Прежде всего отвечу на твои вопросы. Анастасия Андреевна жива и здорова, и даже с каждым днем молодеет, хоть замуж выдавай. Старик Лихачев — отец Васьки — на шестьдесят третьем году своей жизни скончался. Вскоре после Покрова схоронили его. Таким образом, не стало у меня друга.
Строят ли что-нибудь новое? Еще бы! Новый клуб сооружают, даже не клуб, а целый Дом культуры. Дело это, конечно, распрекрасное, однако в связи с этим в жизни моей произошел некоторый нежелательный поворот. Если помнишь, с незапамятных времен жил я при клубе. Комнатенка у меня была не ахти какая, но с клубными дровами и к тому же бесплатная. А когда старый клуб на слом обрекли, встал передо мною вопрос: куда податься? Анастасия Андреевна, понятное дело, к себе стала звать, а сестра Анна — к себе. Между ними жаркий спор получился, и так они меня в разные стороны тянули, что едва пополам не разодрали.
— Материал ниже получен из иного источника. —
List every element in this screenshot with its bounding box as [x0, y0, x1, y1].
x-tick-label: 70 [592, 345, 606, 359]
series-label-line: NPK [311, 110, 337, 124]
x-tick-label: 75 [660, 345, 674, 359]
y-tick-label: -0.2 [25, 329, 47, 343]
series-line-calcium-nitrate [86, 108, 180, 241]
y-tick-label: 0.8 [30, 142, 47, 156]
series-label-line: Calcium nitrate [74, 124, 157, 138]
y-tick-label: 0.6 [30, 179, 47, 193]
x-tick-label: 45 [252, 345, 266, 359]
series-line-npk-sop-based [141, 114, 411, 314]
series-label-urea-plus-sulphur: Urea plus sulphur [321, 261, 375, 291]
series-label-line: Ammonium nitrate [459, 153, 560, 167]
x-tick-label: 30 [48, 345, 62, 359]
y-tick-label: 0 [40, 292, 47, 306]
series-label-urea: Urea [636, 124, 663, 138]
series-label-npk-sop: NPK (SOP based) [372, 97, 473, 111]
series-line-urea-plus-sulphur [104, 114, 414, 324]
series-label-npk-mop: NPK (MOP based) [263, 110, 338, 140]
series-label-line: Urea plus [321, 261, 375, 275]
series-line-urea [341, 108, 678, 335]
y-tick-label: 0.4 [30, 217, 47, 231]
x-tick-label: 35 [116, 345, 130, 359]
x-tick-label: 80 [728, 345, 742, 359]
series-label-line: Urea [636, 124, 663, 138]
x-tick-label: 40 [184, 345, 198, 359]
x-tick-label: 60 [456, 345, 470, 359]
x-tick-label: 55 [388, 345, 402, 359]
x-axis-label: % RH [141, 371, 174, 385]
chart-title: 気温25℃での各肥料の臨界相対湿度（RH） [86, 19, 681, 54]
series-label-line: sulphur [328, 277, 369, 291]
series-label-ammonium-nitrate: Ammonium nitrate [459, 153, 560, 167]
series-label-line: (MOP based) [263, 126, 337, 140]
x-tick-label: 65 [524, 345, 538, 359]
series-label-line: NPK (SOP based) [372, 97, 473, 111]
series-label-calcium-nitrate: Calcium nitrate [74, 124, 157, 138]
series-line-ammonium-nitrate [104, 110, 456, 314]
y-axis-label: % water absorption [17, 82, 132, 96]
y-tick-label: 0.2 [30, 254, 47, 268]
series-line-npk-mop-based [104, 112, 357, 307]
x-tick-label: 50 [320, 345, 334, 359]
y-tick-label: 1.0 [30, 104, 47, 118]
А у меня свои соображения. Поселиться у Анастасии Андреевны — это уже, значит, навсегда. Сам понимаешь почему. И понимаешь, что решиться на это не так просто. Кроме того, положение Анны в настоящее время весьма незавидное. Гошка с самой осени вестей о себе не подает, и мать до того довел, что она сама на себя не похожа. И не столько я ей нужен, как дыхание живое в доме. Вот таким образом я все же у сестры оказался, и вместо последнего шага навстречу, которого от меня Анастасия Андреевна ждала, я, напротив, шаг назад сделал. Положение такое, возможно, и временное, однако Анастасия Андреевна со мною теперь страсть как строга и официальна. Видно, желает, чтобы я вину свою прочувствовал и слезами раскаяния облился.
Не пора ли мне в город? Этим вопросом ты меня сильно насмешил. Что мне, старому крестьянину, там делать? Валентина то же самое спрашивает и который год к себе в Ленинград зовет, а все безуспешно. Здесь я хозяин — пашу и сею на своем книжном поле, и от этого поля мне никуда, только в могилу, а до нее, надеюсь, еще далеко. Перед возрастом сдаваться не думаю. Изнутри, случается, что-то и давит, что именно, определить не берусь — это дело врачей, но я к ним не обращаюсь. Если по врачам бегать, то старость тебя в два счета на колени поставит, а ее игнорирую, т. е. тем местом к ней поворачиваюсь, „которое последним скрывается за дверью“ (есть у Смолетта в „Перигрине Пикле“ столь изящное выражение).
И знаешь ли, что я тебе скажу? Брось-ка ты свою городскую хандру, запирай благоустроенную квартиру и кати к нам. И, чтоб вернее тебя к нам заманить, подогрею твое любопытство, сообщу, что, приехав, найдешь ты здесь для себя сюрприз, о котором не подозреваешь, но весьма радостный.